Once we had the cards signed, our USW committee people would pass the resumes into our contact person on the ground who was so deeply in our debt and appreciative to us for the ground support, which made it possible to meet their completion deadlines.
When we had more than 50% of all hires on the job, we gave notice to the company that we intended on filing a petition for representation, which, the local had promised them we would. We had one last meeting with the employees to make sure everyone was still on board. To make it difficult not to commit to our organizing efforts, we made sure that we had the very same USW union representatives who worked side-by-side with them every day in the plant in attendance as well. We dated the cards and used them to show interest and had an election date set in stone.
This contracting company was so far in bed with us at this point that they didn’t dare fight us. We went on to win by a 100% margin (the first time in my career to have every vote). It was a quick and easy election. It was all an inside job! By using our leverage and strength within an already unionized facility, it was no challenge for my team to organize the new non-union contractor. This is an example of why the average win rate is higher in a facility that has a partially unionized workforce. It is also an example as to why these types of facilities serve as a prime target for unions to pursue when they sit inside their union density network.

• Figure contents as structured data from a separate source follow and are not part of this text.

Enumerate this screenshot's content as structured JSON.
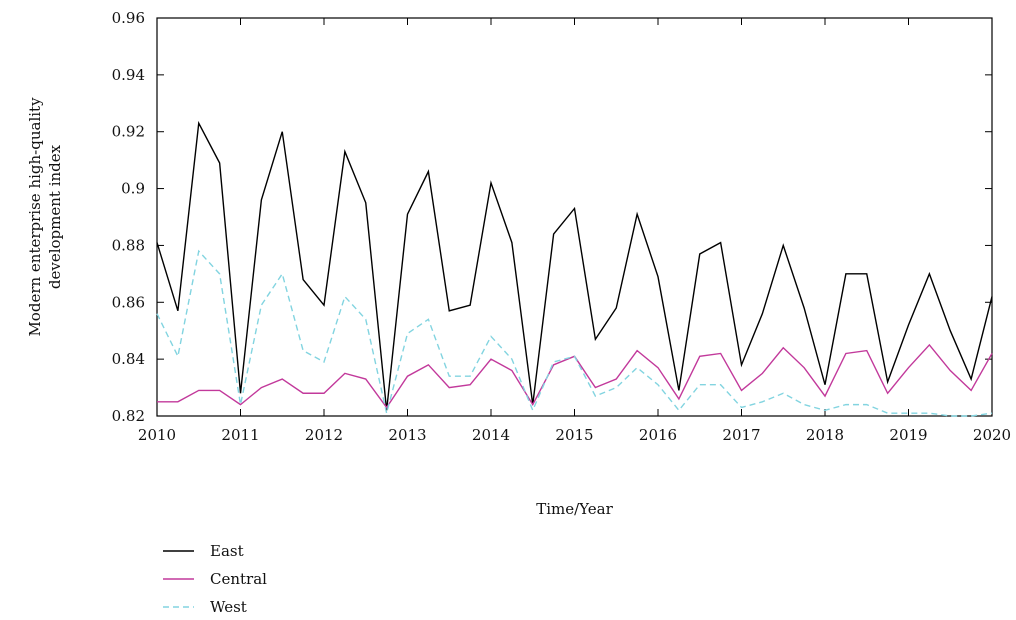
{
  "chart_data": {
    "type": "line",
    "title": "",
    "xlabel": "Time/Year",
    "ylabel_lines": [
      "Modern enterprise high-quality",
      "development index"
    ],
    "xlim": [
      2010,
      2020
    ],
    "ylim": [
      0.82,
      0.96
    ],
    "x_ticks": [
      2010,
      2011,
      2012,
      2013,
      2014,
      2015,
      2016,
      2017,
      2018,
      2019,
      2020
    ],
    "y_ticks": [
      {
        "value": 0.82,
        "label": "0.82"
      },
      {
        "value": 0.84,
        "label": "0.84"
      },
      {
        "value": 0.86,
        "label": "0.86"
      },
      {
        "value": 0.88,
        "label": "0.88"
      },
      {
        "value": 0.9,
        "label": "0.9"
      },
      {
        "value": 0.92,
        "label": "0.92"
      },
      {
        "value": 0.94,
        "label": "0.94"
      },
      {
        "value": 0.96,
        "label": "0.96"
      }
    ],
    "legend_position": "bottom-left",
    "x": [
      2010.0,
      2010.25,
      2010.5,
      2010.75,
      2011.0,
      2011.25,
      2011.5,
      2011.75,
      2012.0,
      2012.25,
      2012.5,
      2012.75,
      2013.0,
      2013.25,
      2013.5,
      2013.75,
      2014.0,
      2014.25,
      2014.5,
      2014.75,
      2015.0,
      2015.25,
      2015.5,
      2015.75,
      2016.0,
      2016.25,
      2016.5,
      2016.75,
      2017.0,
      2017.25,
      2017.5,
      2017.75,
      2018.0,
      2018.25,
      2018.5,
      2018.75,
      2019.0,
      2019.25,
      2019.5,
      2019.75,
      2020.0
    ],
    "series": [
      {
        "name": "East",
        "color": "#000000",
        "dash": "none",
        "values": [
          0.881,
          0.857,
          0.923,
          0.909,
          0.828,
          0.896,
          0.92,
          0.868,
          0.859,
          0.913,
          0.895,
          0.822,
          0.891,
          0.906,
          0.857,
          0.859,
          0.902,
          0.881,
          0.824,
          0.884,
          0.893,
          0.847,
          0.858,
          0.891,
          0.869,
          0.829,
          0.877,
          0.881,
          0.838,
          0.856,
          0.88,
          0.858,
          0.831,
          0.87,
          0.87,
          0.832,
          0.852,
          0.87,
          0.85,
          0.833,
          0.862
        ]
      },
      {
        "name": "Central",
        "color": "#c2399b",
        "dash": "none",
        "values": [
          0.825,
          0.825,
          0.829,
          0.829,
          0.824,
          0.83,
          0.833,
          0.828,
          0.828,
          0.835,
          0.833,
          0.823,
          0.834,
          0.838,
          0.83,
          0.831,
          0.84,
          0.836,
          0.824,
          0.838,
          0.841,
          0.83,
          0.833,
          0.843,
          0.837,
          0.826,
          0.841,
          0.842,
          0.829,
          0.835,
          0.844,
          0.837,
          0.827,
          0.842,
          0.843,
          0.828,
          0.837,
          0.845,
          0.836,
          0.829,
          0.842
        ]
      },
      {
        "name": "West",
        "color": "#82d4e0",
        "dash": "6,4",
        "values": [
          0.856,
          0.841,
          0.878,
          0.87,
          0.824,
          0.859,
          0.87,
          0.843,
          0.839,
          0.862,
          0.854,
          0.821,
          0.849,
          0.854,
          0.834,
          0.834,
          0.848,
          0.84,
          0.822,
          0.839,
          0.841,
          0.827,
          0.83,
          0.837,
          0.831,
          0.822,
          0.831,
          0.831,
          0.823,
          0.825,
          0.828,
          0.824,
          0.822,
          0.824,
          0.824,
          0.821,
          0.821,
          0.821,
          0.82,
          0.82,
          0.821
        ]
      }
    ]
  }
}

As the NLRB roles out their pro-union changes, employers must look at their organizations and assess where their strength’s and weaknesses are. If they want to remain union free, they need to identify holes in their armor and take action to assure safety from attack. Now that I sit on management’s side, I can tell you that the unions are looking at every weakness they can find your organization, as the union’s goal is to increase their membership levels. I can also tell you that the best time to identify your weakness is before the union is embedded in your organization. Once you get them in there, you will have a hell of a fight on your hands to get them out and keep them out.